Since the subject of touring came up, here comes Chad Kroeger of Nickelback, whom you know as the band doing their level-headed best to reinvent the concept of "cookie-cutter" acts. Don't look at me that way. I like some of their songs, but overall, if you have one single by Nickelback on your mp3, you pretty much have the entire band's catalogue. Kroeger bemoaned the "lack of decent rock bands" in a recent interview, adding "Set down the 'Guitar Hero' learn how to play an actual guitar and start a band, because it's hard to find more bands to put a solid rock-and-roll package together." Um...yeah...sounds like someone's pissed cause more people aren't playing their songs on the game. Look, Chad, I can't help it I would much rather prefer to jam on Anarchy in the UK when I play Guitar Hero, but that's no reason to start shilling for a credit card company. Besides, lighten up...the way the music industry has apparently went, you'll be in the Rock and Roll Hall of Fame before KISS, and again I say, what a travesty. Now shut up and go change the name of all your songs for a new album...
Meanwhile, in Switzerland, controversy is flaring, albeit in small doses, over new requirements for those being drafted by the Swiss army. Drinkers, pot smokers, and those used to rollin' on some phat X while waving glow sticks around like some real stupid motherfucker? Yeah, you're good, although no mention was made as to whether or not new conscripts had to bring enough for everybody. Who isn't the Swiss army looking for? Skinny motherfuckers and vegans. Yep, you read that right. Under the new rules, those who eat no animal products or weigh less than 8 stone (however much the fuck that is) are apparently not fit for service. Swiss politician Josef Lang weighted in by cracking that "half the male population will now become vegans.” Hey, why not? Hell of a lot easier than hightailing it to Canada. Also, what the fuck does the Swiss army even do, guard the pocket knifes, chocolates, and clocks? No, seriously...what do they do?...

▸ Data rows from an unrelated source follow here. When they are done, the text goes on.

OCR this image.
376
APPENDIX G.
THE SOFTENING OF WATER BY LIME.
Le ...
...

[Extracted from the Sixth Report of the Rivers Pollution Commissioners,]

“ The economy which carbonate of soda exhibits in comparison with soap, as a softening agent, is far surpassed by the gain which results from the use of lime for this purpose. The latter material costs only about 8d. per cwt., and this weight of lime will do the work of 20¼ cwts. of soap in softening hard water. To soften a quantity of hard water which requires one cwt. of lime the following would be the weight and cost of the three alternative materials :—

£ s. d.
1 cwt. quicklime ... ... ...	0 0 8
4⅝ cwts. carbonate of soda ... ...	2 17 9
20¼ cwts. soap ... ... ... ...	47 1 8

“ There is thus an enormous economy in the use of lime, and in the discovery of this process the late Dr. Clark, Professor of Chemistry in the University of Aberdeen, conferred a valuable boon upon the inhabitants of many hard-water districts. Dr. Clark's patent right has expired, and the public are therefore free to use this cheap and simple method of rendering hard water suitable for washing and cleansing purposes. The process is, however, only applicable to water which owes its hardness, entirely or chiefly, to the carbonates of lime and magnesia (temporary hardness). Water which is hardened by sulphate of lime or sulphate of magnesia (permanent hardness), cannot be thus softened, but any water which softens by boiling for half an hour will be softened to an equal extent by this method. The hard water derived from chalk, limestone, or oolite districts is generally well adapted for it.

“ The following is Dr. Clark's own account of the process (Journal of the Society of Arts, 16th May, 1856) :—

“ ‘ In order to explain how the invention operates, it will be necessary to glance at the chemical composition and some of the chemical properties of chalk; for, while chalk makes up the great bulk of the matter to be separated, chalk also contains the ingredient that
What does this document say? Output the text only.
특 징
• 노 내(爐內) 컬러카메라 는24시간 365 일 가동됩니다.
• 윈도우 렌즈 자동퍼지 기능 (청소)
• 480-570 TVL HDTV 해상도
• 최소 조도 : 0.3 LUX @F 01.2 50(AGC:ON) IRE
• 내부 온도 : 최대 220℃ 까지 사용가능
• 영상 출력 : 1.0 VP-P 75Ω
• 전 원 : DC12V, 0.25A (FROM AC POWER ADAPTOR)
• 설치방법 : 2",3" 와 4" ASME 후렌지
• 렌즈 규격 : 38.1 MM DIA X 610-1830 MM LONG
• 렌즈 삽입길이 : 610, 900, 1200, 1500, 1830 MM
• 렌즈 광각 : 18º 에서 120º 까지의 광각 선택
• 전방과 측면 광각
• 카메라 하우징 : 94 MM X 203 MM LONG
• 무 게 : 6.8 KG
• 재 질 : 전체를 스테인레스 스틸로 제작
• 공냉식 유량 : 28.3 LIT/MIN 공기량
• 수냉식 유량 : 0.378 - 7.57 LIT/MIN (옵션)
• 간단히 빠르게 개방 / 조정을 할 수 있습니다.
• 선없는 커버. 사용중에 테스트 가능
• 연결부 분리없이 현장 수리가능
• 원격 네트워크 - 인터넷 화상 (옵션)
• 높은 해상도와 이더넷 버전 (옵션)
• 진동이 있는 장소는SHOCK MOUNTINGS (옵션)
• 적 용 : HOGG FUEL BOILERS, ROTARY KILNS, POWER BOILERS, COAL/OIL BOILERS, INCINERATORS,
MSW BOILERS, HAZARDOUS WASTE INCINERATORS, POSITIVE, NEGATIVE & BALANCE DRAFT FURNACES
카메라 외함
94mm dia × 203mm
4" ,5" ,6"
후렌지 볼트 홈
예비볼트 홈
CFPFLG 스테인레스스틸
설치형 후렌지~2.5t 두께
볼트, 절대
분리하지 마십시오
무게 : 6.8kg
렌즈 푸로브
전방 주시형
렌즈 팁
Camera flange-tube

And of course, what good would I be if I didn't chime in on the unfortunate Sarah Palin-Slaughterhouse interview debacle from the other day? As everyone on the fucking planet is aware of by now, utterly clueless Alaska Governor Sarah Palin took time from her busy schedule of planning Bristol's shotgun wedding and reading every publication printed in the known universe to "pardon" a turkey in her hometown of Wasilla. Funny, for someone who probably still doesn't know what the hell the Vice-President's job description is, she has the whole "pardon the turkey for Thanksgiving" thing down, just like she's practicing to be President herself one day, right? Wrong. After pardoning the gobbler, she proceeded to give an interview, because if there is anything Palin loves more than animals (she even called herself a "friend of all creatures," but did not elaborate if that included those you could shoot from a helicopter), it is the sound of her own voice. Ask her, and she'll even be the first to tell you, if she understands the question, that is. Damn media and such.
Only problem? The only people in Alaska that may be even less competent than Sarah Palin would appear to be her handlers. As Palin was gumbumping for the cameras, the scene right behind her was even more grisly, and that is a feat in its own. After pardoning the turkey, she went right on grinning as the also-rans were fed to the machine, bwah ha ha! Palin has since reverted to her second favorite activity, feigning ignorance, saying that she had no idea that was going on behind her, even though the much played video shows her at one point looking over at the guy taking care of future dinners across the state. Of course, that leaves the debate wide open as to whether or not she's feigning the ignorance, but I'll have to leave that for later.
While I'm not exactly counting anybody out of contention in 2012, I will say Sarah Palin is already on my short list for NOT having a shot at the White House in '12, but to be fair, she is also on my short list as having a really good shot at winning the Presidency in the crucial election the day after hell freezes right the fuck over.